The retina is a layer of tissue in the back of your eye that senses light and sends images to your brain. In the center of this nerve tissue is the macula. It provides the sharp, central vision needed for reading, driving and seeing fine detail. Retinal problems affect this vital tissue. They can affect your vision, and some can be serious enough to cause blindness. Examples are
• Macular degeneration - a disease that destroys your sharp, central vision
• Diabetic eye disease
• Retinal detachment - a medical emergency, when the retina is pulled away from the back of the eye
• Retinoblastoma - cancer of the retina. It is most common in young children.

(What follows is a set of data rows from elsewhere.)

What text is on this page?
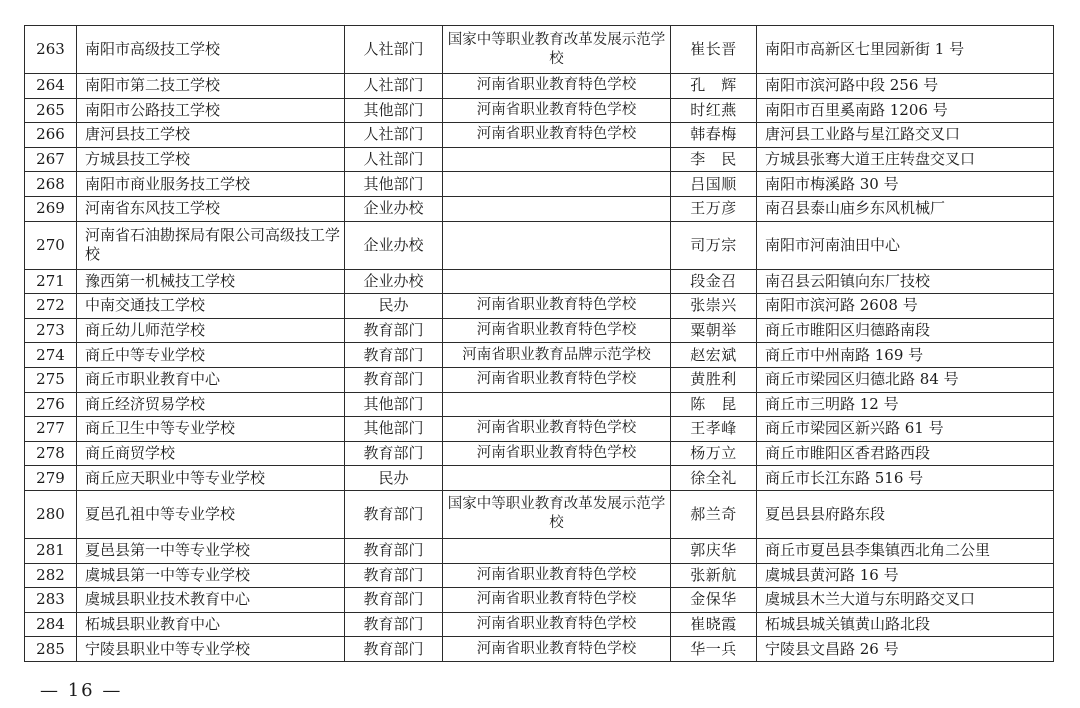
263	南阳市高级技工学校	人社部门	国家中等职业教育改革发展示范学校	崔长晋	南阳市高新区七里园新街 1 号
264	南阳市第二技工学校	人社部门	河南省职业教育特色学校	孔　辉	南阳市滨河路中段 256 号
265	南阳市公路技工学校	其他部门	河南省职业教育特色学校	时红燕	南阳市百里奚南路 1206 号
266	唐河县技工学校	人社部门	河南省职业教育特色学校	韩春梅	唐河县工业路与星江路交叉口
267	方城县技工学校	人社部门		李　民	方城县张骞大道王庄转盘交叉口
268	南阳市商业服务技工学校	其他部门		吕国顺	南阳市梅溪路 30 号
269	河南省东风技工学校	企业办校		王万彦	南召县泰山庙乡东风机械厂
270	河南省石油勘探局有限公司高级技工学校	企业办校		司万宗	南阳市河南油田中心
271	豫西第一机械技工学校	企业办校		段金召	南召县云阳镇向东厂技校
272	中南交通技工学校	民办	河南省职业教育特色学校	张崇兴	南阳市滨河路 2608 号
273	商丘幼儿师范学校	教育部门	河南省职业教育特色学校	粟朝举	商丘市睢阳区归德路南段
274	商丘中等专业学校	教育部门	河南省职业教育品牌示范学校	赵宏斌	商丘市中州南路 169 号
275	商丘市职业教育中心	教育部门	河南省职业教育特色学校	黄胜利	商丘市梁园区归德北路 84 号
276	商丘经济贸易学校	其他部门		陈　昆	商丘市三明路 12 号
277	商丘卫生中等专业学校	其他部门	河南省职业教育特色学校	王孝峰	商丘市梁园区新兴路 61 号
278	商丘商贸学校	教育部门	河南省职业教育特色学校	杨万立	商丘市睢阳区香君路西段
279	商丘应天职业中等专业学校	民办		徐全礼	商丘市长江东路 516 号
280	夏邑孔祖中等专业学校	教育部门	国家中等职业教育改革发展示范学校	郝兰奇	夏邑县县府路东段
281	夏邑县第一中等专业学校	教育部门		郭庆华	商丘市夏邑县李集镇西北角二公里
282	虞城县第一中等专业学校	教育部门	河南省职业教育特色学校	张新航	虞城县黄河路 16 号
283	虞城县职业技术教育中心	教育部门	河南省职业教育特色学校	金保华	虞城县木兰大道与东明路交叉口
284	柘城县职业教育中心	教育部门	河南省职业教育特色学校	崔晓霞	柘城县城关镇黄山路北段
285	宁陵县职业中等专业学校	教育部门	河南省职业教育特色学校	华一兵	宁陵县文昌路 26 号
— 16 —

• Macular pucker - scar tissue on the macula
• Macular hole - a small break in the macula that usually happens to people over 60
• Floaters - cobwebs or specks in your field of vision
HOW IS RETINAL PROBLEMS DIAGNOSED?
The doctor may use the following tests, instruments and procedures to diagnose retinal detachment:
• Retinal examination. The doctor may use an instrument with a bright light and a special lens (ophthalmoscope) to examine the back of the eye, including the retina. The ophthalmoscope provides a highly detailed view, allowing the doctor to see any retinal holes, tears or detachments.
• Ultrasound imaging. The doctor may use this test if bleeding has occurred in the eye, making it difficult to see the retina.
HOW IS RETINAL PROBLEMS TREATED?
Surgery is the most common treatment for retinal problems.Focal laser photocoagulation can repair a retinal tear or hole. Scatter laser photocoagulation is used to shrink abnormal new blood vessels which are bleeding or threatening to bleed into the vitreous.Cryopexy in which a freezing probe to the external wall of the eye to treat a retinal tear.
DID YOU KNOW?
Genetically dominant eye diseases are gain-of-function mutations and cannot be corrected by adding a corrective gene. The defective gene first must be inactivated. Progress has been made in this arena by using a mutation-specific, ribozyme-based therapeutic strategy with longstanding rescue in two different lines of transgenic rats, each with its own rhodopsin mutation. Two classes, hammerhead and hairpin ribozymes, were found to be effective.